In Freeport, the town continues to negotiate with a private landowner for a pedestrian right of way between public parking on Depot Street and the adjacent passenger loading platform. If no agreement is reached before a Sept. 18 public hearing, the town council likely will vote to take the small parcel by eminent domain.

In Brunswick, the issue of an overnight layover facility between Standwood Street and Church Road — which would shelter trains, personnel and equipment indoors — remains in financial and design limbo, with neighboring property owners concerned about noise, fumes and traffic.

But the current stage of a process that’s taken more than five years to plan and two years to execute finally is almost done. For the first time in decades, passengers can ride the rails out of Brunswick and Freeport.

It reminds Ed Bonney of his college days in the 1950s.

“A few of my friends and I went to college in Boston and we would get home any way we could on weekends,” said Bonney, chairman of Freeport’s Train Station Committee.

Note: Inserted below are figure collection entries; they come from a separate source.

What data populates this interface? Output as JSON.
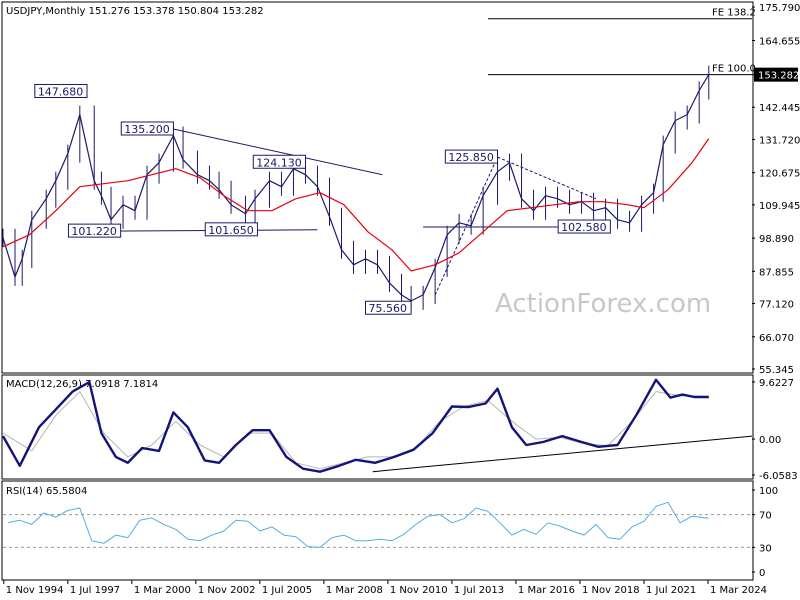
{
  "watermark": "ActionForex.com",
  "chart_data": {
    "type": "line",
    "main": {
      "header": "USDJPY,Monthly  151.276 153.378 150.804 153.282",
      "symbol": "USDJPY,Monthly",
      "ohlc": {
        "open": 151.276,
        "high": 153.378,
        "low": 150.804,
        "close": 153.282
      },
      "y_ticks": [
        175.79,
        164.655,
        153.282,
        142.445,
        131.72,
        120.675,
        109.945,
        98.89,
        87.855,
        77.12,
        66.07,
        55.345
      ],
      "ylim": [
        55.345,
        175.79
      ],
      "current_price_label": "153.282",
      "fib_lines": [
        {
          "label": "FE 138.2",
          "value": 171.9
        },
        {
          "label": "FE 100.0",
          "value": 153.282
        }
      ],
      "annotations": [
        {
          "label": "147.680",
          "x": 1998.3,
          "y": 147.68
        },
        {
          "label": "135.200",
          "x": 2001.9,
          "y": 135.2
        },
        {
          "label": "124.130",
          "x": 2007.4,
          "y": 124.13
        },
        {
          "label": "125.850",
          "x": 2015.4,
          "y": 125.85
        },
        {
          "label": "101.220",
          "x": 1999.7,
          "y": 101.22
        },
        {
          "label": "101.650",
          "x": 2005.4,
          "y": 101.65
        },
        {
          "label": "75.560",
          "x": 2011.8,
          "y": 75.56
        },
        {
          "label": "102.580",
          "x": 2020.1,
          "y": 102.58
        }
      ],
      "series": [
        {
          "name": "Price",
          "x": [
            1994.8,
            1995.3,
            1995.6,
            1996.0,
            1996.6,
            1997.0,
            1997.5,
            1998.0,
            1998.6,
            1998.9,
            1999.3,
            1999.8,
            2000.3,
            2000.8,
            2001.3,
            2001.9,
            2002.3,
            2002.9,
            2003.4,
            2003.8,
            2004.3,
            2004.9,
            2005.3,
            2005.9,
            2006.4,
            2006.9,
            2007.4,
            2007.9,
            2008.4,
            2008.9,
            2009.4,
            2009.9,
            2010.4,
            2010.9,
            2011.4,
            2011.8,
            2012.3,
            2012.8,
            2013.3,
            2013.8,
            2014.3,
            2014.8,
            2015.4,
            2015.9,
            2016.4,
            2016.9,
            2017.4,
            2017.9,
            2018.4,
            2018.9,
            2019.4,
            2019.9,
            2020.4,
            2020.9,
            2021.4,
            2021.9,
            2022.3,
            2022.8,
            2023.3,
            2023.8,
            2024.2
          ],
          "values": [
            99,
            86,
            92,
            105,
            112,
            118,
            127,
            140,
            118,
            113,
            105,
            110,
            108,
            120,
            124,
            133,
            125,
            120,
            118,
            115,
            110,
            107,
            112,
            118,
            116,
            122,
            120,
            116,
            106,
            95,
            90,
            92,
            90,
            84,
            80,
            78,
            80,
            89,
            100,
            104,
            103,
            113,
            121,
            124,
            112,
            108,
            113,
            112,
            110,
            111,
            108,
            109,
            105,
            104,
            110,
            114,
            130,
            138,
            140,
            148,
            153.3
          ]
        },
        {
          "name": "Moving Average",
          "x": [
            1994.8,
            1995.9,
            1997.0,
            1998.0,
            1999.0,
            2000.0,
            2001.0,
            2002.0,
            2003.0,
            2004.0,
            2005.0,
            2006.0,
            2007.0,
            2008.0,
            2009.0,
            2010.0,
            2011.0,
            2011.8,
            2012.8,
            2013.8,
            2014.8,
            2015.8,
            2016.8,
            2017.8,
            2018.8,
            2019.8,
            2020.8,
            2021.5,
            2022.5,
            2023.5,
            2024.2
          ],
          "values": [
            96,
            100,
            108,
            116,
            117,
            118,
            120,
            122,
            119,
            113,
            108,
            108,
            112,
            114,
            110,
            101,
            95,
            88,
            90,
            94,
            101,
            108,
            109,
            110,
            111,
            111,
            110,
            109,
            115,
            124,
            132
          ]
        }
      ],
      "trendlines": [
        {
          "x": [
            2001.9,
            2010.6
          ],
          "y": [
            135.2,
            120.0
          ]
        },
        {
          "x": [
            1999.3,
            2007.9
          ],
          "y": [
            101.22,
            101.65
          ]
        },
        {
          "x": [
            2012.8,
            2015.4
          ],
          "y": [
            80.0,
            125.85
          ],
          "dashed": true
        },
        {
          "x": [
            2015.4,
            2019.5
          ],
          "y": [
            125.85,
            112.0
          ],
          "dashed": true
        },
        {
          "x": [
            2012.3,
            2020.1
          ],
          "y": [
            102.58,
            102.58
          ]
        }
      ]
    },
    "macd": {
      "header": "MACD(12,26,9) 7.0918 7.1814",
      "y_ticks": [
        "9.6227",
        "0.00",
        "-6.0583"
      ],
      "ylim": [
        -6.0583,
        9.6227
      ],
      "series": [
        {
          "name": "MACD",
          "x": [
            1994.8,
            1995.5,
            1996.3,
            1997.0,
            1997.7,
            1998.4,
            1998.9,
            1999.5,
            2000.0,
            2000.6,
            2001.3,
            2001.9,
            2002.5,
            2003.2,
            2003.8,
            2004.5,
            2005.2,
            2005.9,
            2006.6,
            2007.3,
            2008.0,
            2008.8,
            2009.5,
            2010.3,
            2011.1,
            2011.9,
            2012.7,
            2013.5,
            2014.2,
            2014.9,
            2015.4,
            2016.0,
            2016.6,
            2017.3,
            2018.1,
            2018.9,
            2019.6,
            2020.4,
            2021.2,
            2022.0,
            2022.6,
            2023.1,
            2023.6,
            2024.2
          ],
          "values": [
            0.5,
            -4.5,
            2,
            5,
            8,
            9.6,
            1,
            -3,
            -4,
            -1.5,
            -2,
            4.5,
            2,
            -3.6,
            -4,
            -1,
            1.5,
            1.5,
            -3,
            -5,
            -5.5,
            -4.5,
            -3.5,
            -4,
            -3,
            -1.8,
            1,
            5.5,
            5.4,
            6,
            8.5,
            2,
            -1,
            -0.5,
            0.5,
            -0.5,
            -1.3,
            -1,
            4.2,
            10,
            7,
            7.5,
            7.1,
            7.1
          ]
        },
        {
          "name": "Signal",
          "x": [
            1994.8,
            1996.0,
            1997.0,
            1998.0,
            1999.0,
            2000.0,
            2001.0,
            2002.0,
            2003.0,
            2004.0,
            2005.0,
            2006.0,
            2007.0,
            2008.0,
            2009.0,
            2010.0,
            2011.0,
            2012.0,
            2013.0,
            2014.0,
            2015.0,
            2016.0,
            2017.0,
            2018.0,
            2019.0,
            2020.0,
            2021.0,
            2022.0,
            2023.0,
            2024.2
          ],
          "values": [
            1,
            -2,
            4,
            8,
            1,
            -3,
            -1,
            3,
            -1,
            -3,
            1,
            1,
            -4,
            -5,
            -4,
            -3,
            -3,
            -1.5,
            3,
            5.5,
            6.5,
            3,
            0,
            0.3,
            -0.8,
            -1.1,
            3,
            8,
            7.3,
            7.2
          ]
        }
      ],
      "trendline": {
        "x": [
          2010.2,
          2026.0
        ],
        "y": [
          -5.5,
          0.5
        ]
      }
    },
    "rsi": {
      "header": "RSI(14) 65.5804",
      "y_ticks": [
        "100",
        "70",
        "30",
        "0"
      ],
      "levels": [
        70,
        30
      ],
      "ylim": [
        0,
        100
      ],
      "series": [
        {
          "name": "RSI",
          "x": [
            1995.0,
            1995.5,
            1996.0,
            1996.5,
            1997.0,
            1997.5,
            1998.0,
            1998.5,
            1999.0,
            1999.5,
            2000.0,
            2000.5,
            2001.0,
            2001.5,
            2002.0,
            2002.5,
            2003.0,
            2003.5,
            2004.0,
            2004.5,
            2005.0,
            2005.5,
            2006.0,
            2006.5,
            2007.0,
            2007.5,
            2008.0,
            2008.5,
            2009.0,
            2009.5,
            2010.0,
            2010.5,
            2011.0,
            2011.5,
            2012.0,
            2012.5,
            2013.0,
            2013.5,
            2014.0,
            2014.5,
            2015.0,
            2015.5,
            2016.0,
            2016.5,
            2017.0,
            2017.5,
            2018.0,
            2018.5,
            2019.0,
            2019.5,
            2020.0,
            2020.5,
            2021.0,
            2021.5,
            2022.0,
            2022.5,
            2023.0,
            2023.5,
            2024.2
          ],
          "values": [
            60,
            63,
            58,
            72,
            67,
            75,
            78,
            38,
            35,
            45,
            42,
            63,
            66,
            58,
            52,
            40,
            38,
            45,
            50,
            63,
            62,
            50,
            55,
            45,
            43,
            31,
            30,
            42,
            45,
            38,
            38,
            40,
            38,
            46,
            58,
            68,
            70,
            60,
            65,
            78,
            74,
            60,
            45,
            52,
            46,
            60,
            56,
            50,
            45,
            58,
            42,
            40,
            55,
            62,
            80,
            85,
            60,
            68,
            65.6
          ]
        }
      ]
    },
    "x_labels": [
      "1 Nov 1994",
      "1 Jul 1997",
      "1 Mar 2000",
      "1 Nov 2002",
      "1 Jul 2005",
      "1 Mar 2008",
      "1 Nov 2010",
      "1 Jul 2013",
      "1 Mar 2016",
      "1 Nov 2018",
      "1 Jul 2021",
      "1 Mar 2024"
    ],
    "xlim": [
      1994.8,
      2026.0
    ],
    "colors": {
      "price": "#1a1a66",
      "ma": "#e8000e",
      "macd": "#141478",
      "signal": "#b5b5b5",
      "rsi": "#55aee0",
      "label_box_bg": "#ffffff",
      "label_box_border": "#1a1a66",
      "current_box_bg": "#000000",
      "current_box_fg": "#ffffff"
    }
  }
}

“But on Sunday afternoons, there we were, all standing back at the Freeport station and waiting to catch the Maine Central Railroad to Union Station in Portland, and then the Boston & Maine Railroad back to school,” he said.

Northern New England Passenger Rail Authority ridership estimates project 36,500 new riders annually after the first full year of expanded service. According to agency director Patricia Quinn, the Downeaster carried 528,292 people in during its 2011-12 fiscal year — 11 percent more than the previous year and more than any other period in its 10-year history.